У депрессии совсем другие проявления, чем у истерии. Чаще всего эти симптомы говорят о нежелании или даже невозможности встать с кровати. Мне кажется, лучшая метафора для этого состояния — герой Кафки Грегор Замза. Просыпаясь однажды, он не может встать с кровати, потому что вместо рук и ног у него много маленьких ножек. Каким человеком был Грегор Замза до того, как превратился в насекомое? Работал коммивояжером в коммерческой фирме, кормил семью, где никто никого не любит и каждый сам по себе. Владимир Набоков, который, как известно, был энтомологом, утверждает, что Грегор превратился в большого жука (а не таракана, как многие думают), и что, как у любого жука, у него на спине должны быть маленькие крылышки (благодаря таким крылышкам жуки могут летать на очень далекие расстояния). «Превращение» — это очень точная метафора, которая моментально дает нам слепок всей эпохи становления капитализма.

Депрессия, которая становится мемом, обозначает уровень придавленности жизни в условиях общества разобщенности и отчужденного труда. Мы копошимся, как жуки, в своих проектах и отчетах, иногда даже не зная, что у нас есть крылышки.

— Если наше общество так устроено, что делает нас несчастными, то адекватно ли лечение антидепрессантами в принципе? Надо менять общество.

— Эффект от антидепрессантов, конечно, не столько биохимический, сколько психо-социальный. В нашем обществе антидепрессанты помогают людям точно так же, как, допустим, шаманские обряды в языческом обществе. Как любые обряды, помогающие от дурного глаза или одержимости бесами. Мы верим в совокупность химических процессов, верим в то, что внешний агент, который проникает в мозг, может наладить эти процессы. У нас такая космология, такая система мира, такие метафизические установки.

Как в изгнании бесов или избавлении от проклятия, в лечении наших депрессивных расстройств участвуют не только доктор или шаман, но все общество, потому что оно активно поддерживает систему метафизических установок, в которой эти практики исцеления возможны.

Что касается лечения. Мы обсуждали с одним моим другом, авторитетным терапевтом, как происходит выход из депрессивного состояния.
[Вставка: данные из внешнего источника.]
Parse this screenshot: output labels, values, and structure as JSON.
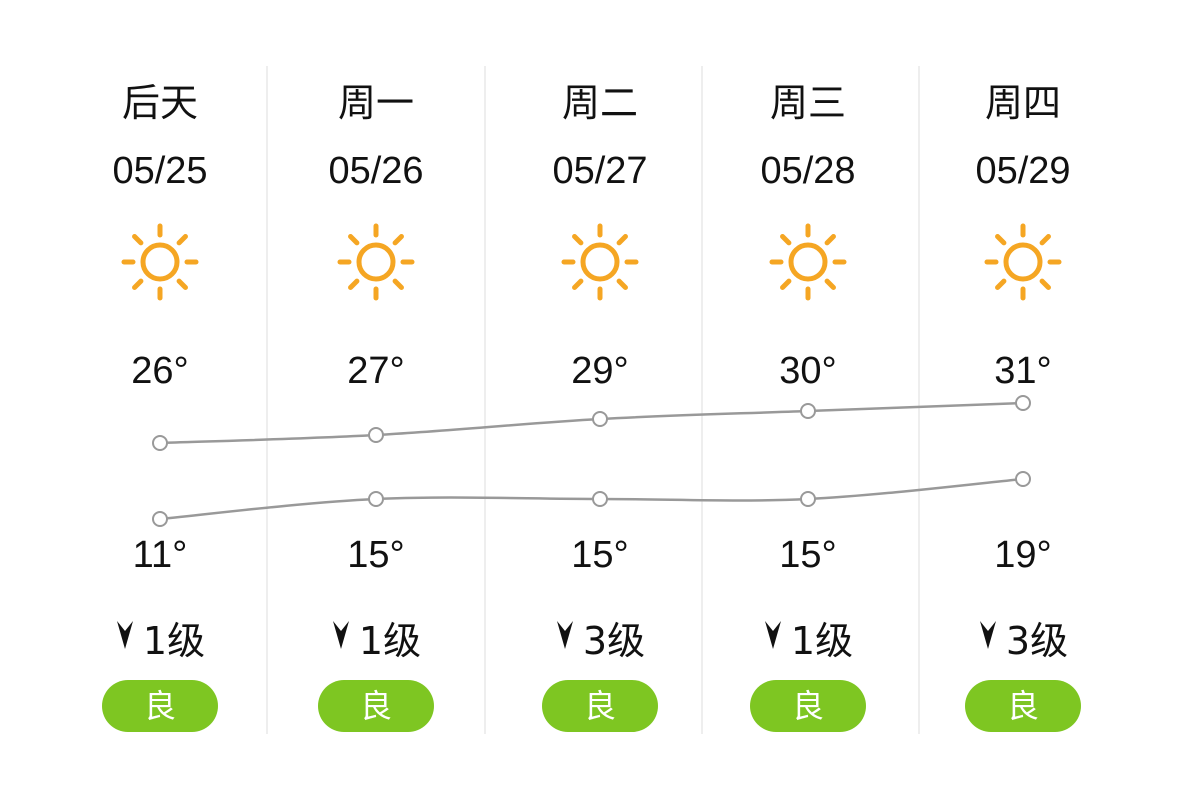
{
  "colors": {
    "sun": "#f5a623",
    "aqi_good": "#7ec622",
    "line": "#999999",
    "divider": "#eeeeee"
  },
  "days": [
    {
      "day": "后天",
      "date": "05/25",
      "icon": "sun-icon",
      "high": "26°",
      "low": "11°",
      "wind_icon": "wind-direction-icon",
      "wind": "1级",
      "aqi": "良"
    },
    {
      "day": "周一",
      "date": "05/26",
      "icon": "sun-icon",
      "high": "27°",
      "low": "15°",
      "wind_icon": "wind-direction-icon",
      "wind": "1级",
      "aqi": "良"
    },
    {
      "day": "周二",
      "date": "05/27",
      "icon": "sun-icon",
      "high": "29°",
      "low": "15°",
      "wind_icon": "wind-direction-icon",
      "wind": "3级",
      "aqi": "良"
    },
    {
      "day": "周三",
      "date": "05/28",
      "icon": "sun-icon",
      "high": "30°",
      "low": "15°",
      "wind_icon": "wind-direction-icon",
      "wind": "1级",
      "aqi": "良"
    },
    {
      "day": "周四",
      "date": "05/29",
      "icon": "sun-icon",
      "high": "31°",
      "low": "19°",
      "wind_icon": "wind-direction-icon",
      "wind": "3级",
      "aqi": "良"
    }
  ],
  "chart_data": {
    "type": "line",
    "categories": [
      "05/25",
      "05/26",
      "05/27",
      "05/28",
      "05/29"
    ],
    "series": [
      {
        "values": [
          26,
          27,
          29,
          30,
          31
        ]
      },
      {
        "values": [
          11,
          15,
          15,
          15,
          19
        ]
      }
    ]
  }
}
Как правило, помимо препаратов, действует то, что рядом с этим человеком есть какой-то другой человек. Он не сдается, несмотря на то, что его просят уйти — не мешать и дать спокойно поспать или умереть. Он рядом с вами, гремит посудой, приносит еду, пытается вас развлекать. Вот эта, не побоюсь этого слова, любовь, втягивание вас в отношения — это и есть путь к индивидуальному излечению. Все эти болезни не внутри нас, а между нами. И всю основную терапию надо проводить между нами.

— Вы сравнили текущую эпоху с эпохой сентиментализма. Значит ли это, что дальше нас ждет новый романтизм?

— Возможно. Мне кажется, биполярное расстройство — это более современная вещь, чем депрессия. У него другая социальная симптоматика. Депрессия — это, в принципе, придавленность или сопротивление, невозможность выйти за пределы «я».

Биполярное расстройство — это более динамичная структура, качели. Это вполне соответствует современным апокалиптическим настроениям, когда грусть и подавленность сменяются отчаянием и ужасом. Изменение климата и другие проблемы экологии добавляют уверенности, что мир катится ко всем чертям.

Для романтизма характерно внимание не ко внутреннему, а, напротив, к тому предположительно внешнему, которое люди называют природой. Как пишет Латур и другие популярные философы, земля уходит у нас из-под ног. Я думаю, в ближайшем будущем эти факторы внешнего будут не в меньшей мере, чем собственные травмы, определять наш психо-эмоциональный фон. Мы будем, наверное, сильнее балансировать между депрессией и эйфорией, ужасом и неожиданным восторгом, что мы этот ужас можем как-то переносить, что мы вообще выжили, что мы смогли выйти на улицу, не испугавшись, что космонавты будут бить нас дубинами. Героев сентиментальных сменят герои романтические, которые никого и ничего не боятся, и у которых каменное сердце.

Но это не точно. Будущему определенно есть еще чем нас удивить.